On yıllardır devam eden çatışmalar durdurulabilir ve dökülen kan son bulabilir. Kalıcı bir barış ortamının tesis edilebilmesinin ilk şartı ise gerçeklerle yüzleşme ve sorunun doğru analiz edilmesidir. Çatışmalı sürecin neden başladığı ve bu günlere hangi nedenlerle gelindiği açık yüreklilikle sorgulanmazsa çözüm yolunda mesafe alınması da mümkün olmayacaktır.

Devletin itibarı ve ulusalcı anlayışların tabuları ile hareket edilerek çözüm yolunda mesafe alınamaz. İnsan hayatı ve onurunu her türlü ezberin üzerinde görülmeli ve diyalog yolu ile çözümün önündeki engeller ortadan kaldırılmalıdır. Çatışma ve doğurduğu kaos ortamının giderilmesi konusunda, insanlığın ortak tecrübesinden yararlanmalı ve sorun, tüm muhataplar ile konuşmayı göze alarak aşılmaya çalışılmalıdır. Muhatapsız çözüm ve tasfiye gibi kavramlarda ısrar etmek, sadece daha fazla kan dökülmesine, daha fazla çocuğumuzun tabutuna sarılmak zorunda kalmamıza neden olmaktadır.

Şiddetin kısır döngüsünden çıkabilmenin tek yolu silahsızlanma ve siyasete katılımın önünü açmaktır. Parti, gazete, dernek kapatarak bu sürecin yönetilmesi söz konusu bile olamaz. Bu anlamda son yıllarda yaygınlaşan yargısal müdahaleler barış sürecinin önünde önemli bir risk olarak durmaktadır. TMK mağduru çocuklar, cezaevlerindeki hasta mahkumlar, seçilmiş belediye başkanlarının tutuklu yargılanması, adalet anlayışı ile izah edilebilir bir durum değildir.

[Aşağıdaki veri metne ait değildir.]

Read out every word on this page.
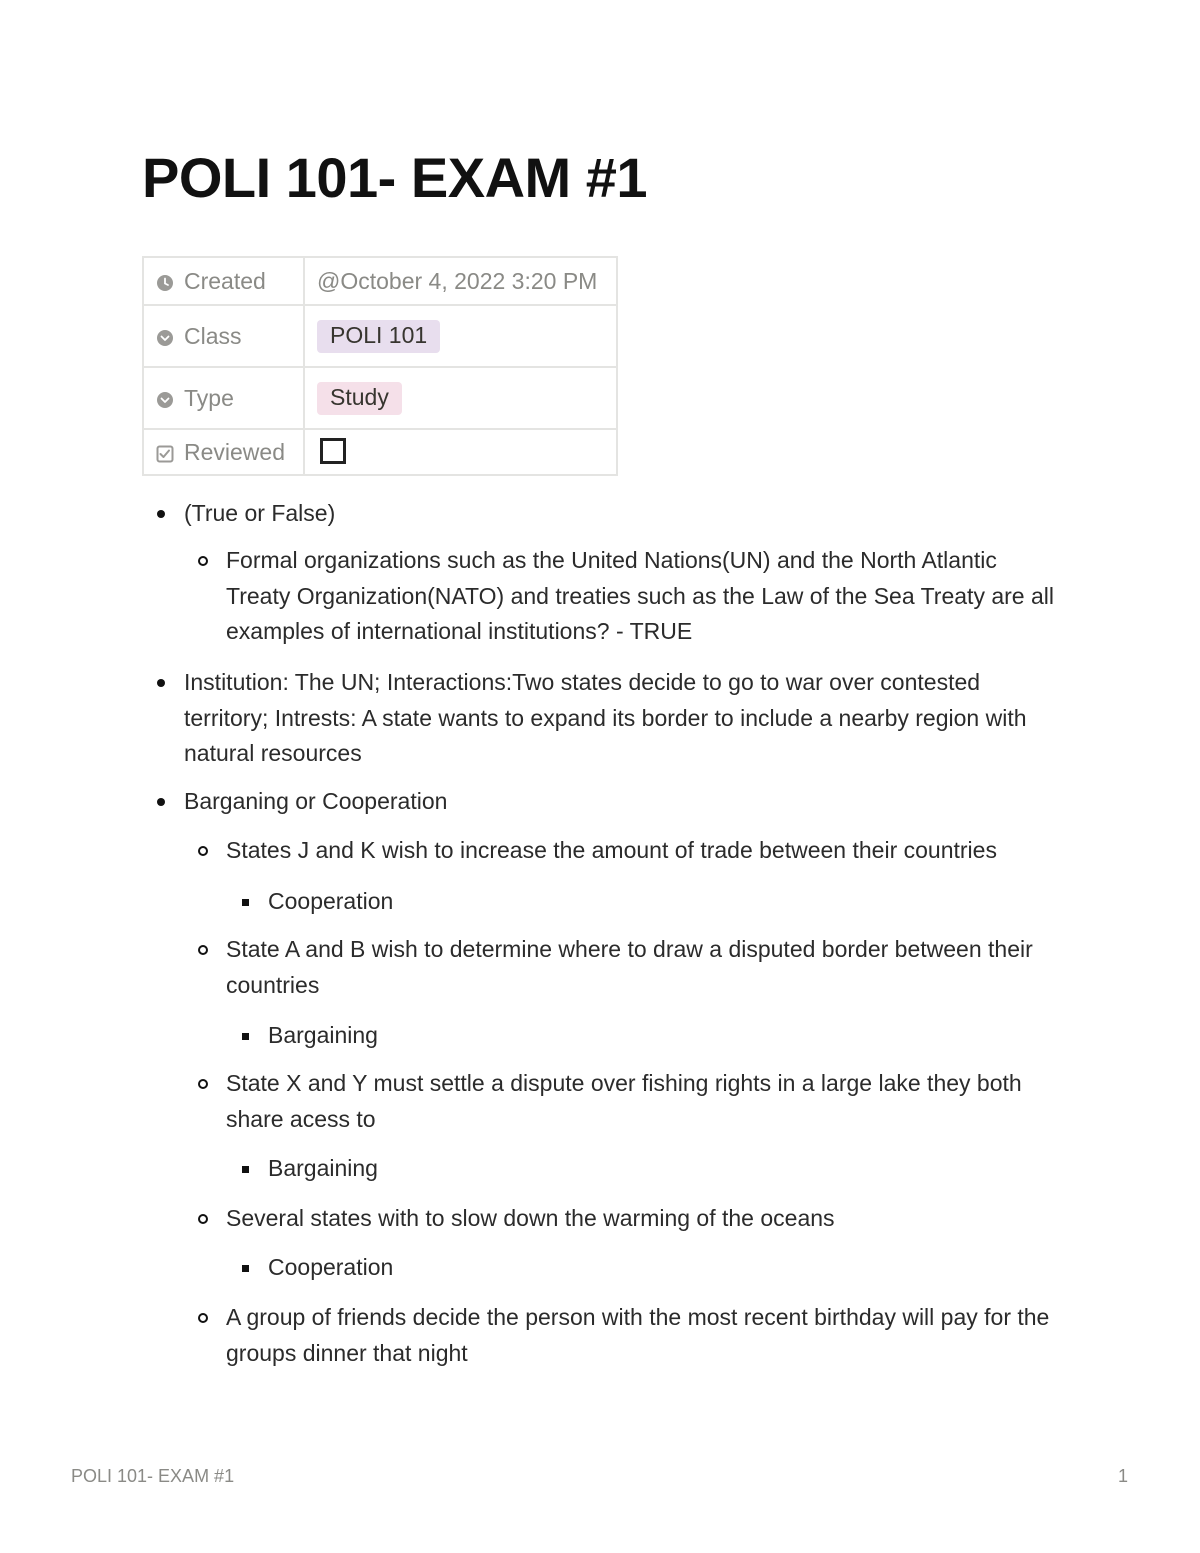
POLI 101- EXAM #1
Created	@October 4, 2022 3:20 PM

Class	POLI 101

Type	Study

Reviewed	
(True or False)
Formal organizations such as the United Nations(UN) and the North Atlantic Treaty Organization(NATO) and treaties such as the Law of the Sea Treaty are all examples of international institutions? - TRUE
Institution: The UN; Interactions:Two states decide to go to war over contested territory; Intrests: A state wants to expand its border to include a nearby region with natural resources
Barganing or Cooperation
States J and K wish to increase the amount of trade between their countries
Cooperation
State A and B wish to determine where to draw a disputed border between their countries
Bargaining
State X and Y must settle a dispute over fishing rights in a large lake they both share acess to
Bargaining
Several states with to slow down the warming of the oceans
Cooperation
A group of friends decide the person with the most recent birthday will pay for the groups dinner that night
POLI 101- EXAM #1	1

Bugüne kadar defalarca denenmiş ama çözümden çok çözümsüzlüğe hizmet ettiği bilinen ‘terörle mücadele’ politikalarına yeniden umut bağlanması endişe vericidir. Çözümü daha çok operasyon, daha sıkı güvenlik politikalarında görenler, doğrudan toplumsal barış arayışlarını dinamitlemektedirler. Halkın bir arada barış içinde yaşama özlem ve umutlarını hayal kırıklığına dönüştüren bu tür girişimler geri dönüşü olmayan gelişmeleri beraberinde getirecektir. Çatışmaların toplumsal linç ve çatışmaya dönüşme potansiyeli göz ardı edilmeden acil adımlar atılmalıdır.

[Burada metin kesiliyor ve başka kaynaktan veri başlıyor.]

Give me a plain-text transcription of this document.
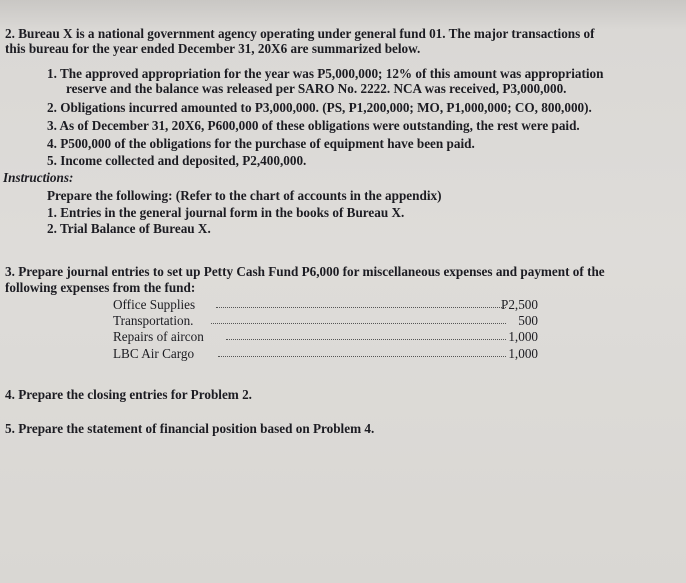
2. Bureau X is a national government agency operating under general fund 01. The major transactions of
this bureau for the year ended December 31, 20X6 are summarized below.
1. The approved appropriation for the year was P5,000,000; 12% of this amount was appropriation
reserve and the balance was released per SARO No. 2222. NCA was received, P3,000,000.
2. Obligations incurred amounted to P3,000,000. (PS, P1,200,000; MO, P1,000,000; CO, 800,000).
3. As of December 31, 20X6, P600,000 of these obligations were outstanding, the rest were paid.
4. P500,000 of the obligations for the purchase of equipment have been paid.
5. Income collected and deposited, P2,400,000.
Instructions:
Prepare the following: (Refer to the chart of accounts in the appendix)
1. Entries in the general journal form in the books of Bureau X.
2. Trial Balance of Bureau X.
3. Prepare journal entries to set up Petty Cash Fund P6,000 for miscellaneous expenses and payment of the
following expenses from the fund:
Office Supplies	P2,500
Transportation.	500
Repairs of aircon	1,000
LBC Air Cargo	1,000
4. Prepare the closing entries for Problem 2.
5. Prepare the statement of financial position based on Problem 4.
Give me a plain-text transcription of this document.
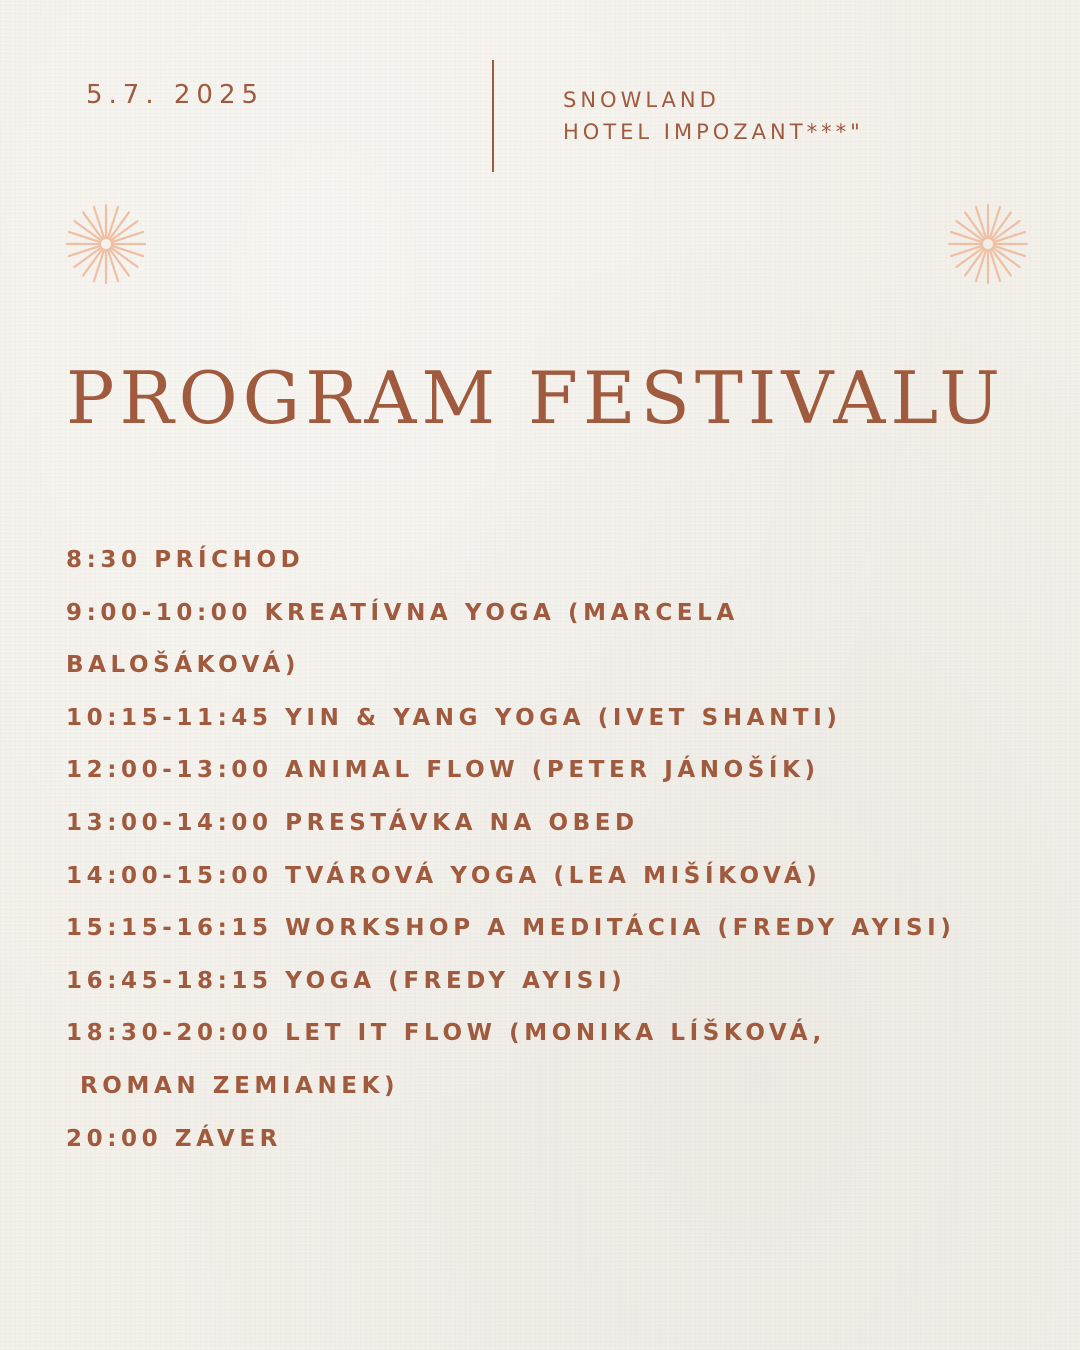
5.7. 2025	SNOWLAND
HOTEL IMPOZANT***"
PROGRAM FESTIVALU
8:30 PRÍCHOD
9:00-10:00 KREATÍVNA YOGA (MARCELA
BALOŠÁKOVÁ)
10:15-11:45 YIN & YANG YOGA (IVET SHANTI)
12:00-13:00 ANIMAL FLOW (PETER JÁNOŠÍK)
13:00-14:00 PRESTÁVKA NA OBED
14:00-15:00 TVÁROVÁ YOGA (LEA MIŠÍKOVÁ)
15:15-16:15 WORKSHOP A MEDITÁCIA (FREDY AYISI)
16:45-18:15 YOGA (FREDY AYISI)
18:30-20:00 LET IT FLOW (MONIKA LÍŠKOVÁ,
ROMAN ZEMIANEK)
20:00 ZÁVER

Ülkenin, kronikleşmiş ve çözüm bekleyen sorunları hala halkın canını yakmakta, Ergenekon zihniyet ve yapılanmasının varlığını hala diri bir şekilde devam ettirmesine hizmet etmektedir. İnanç özgürlüğü üzerinde ağır bir yük olarak duran başörtüsü yasağı, halkı ve değerlerini açıktan yok sayarak önümüzde durmaktadır. İnanç toplulukları üzerinde estirilen yargısal ve bürokratik terör, sorunların ve dolayısı ile öfkenin ve ayrımcılığın artarak derinleşmesini getirmektedir. Hak ve özgürlüklerin pazarlık konusu yapılmadan tüm yurttaşlar için eşit kullanım imkanı sunulduğu yeni bir anayasa hazırlanmalıdır. Toplumun tüm kesimlerinin katılımı ile hazırlanacak yeni bir toplum sözleşmesi, özellikle kimliklerin yok sayılması temelinde şekillenen temel sorunların ve başta Kürt sorununun çözümünde, silahın devre dışı bırakılmasının olmazsa olmazıdır.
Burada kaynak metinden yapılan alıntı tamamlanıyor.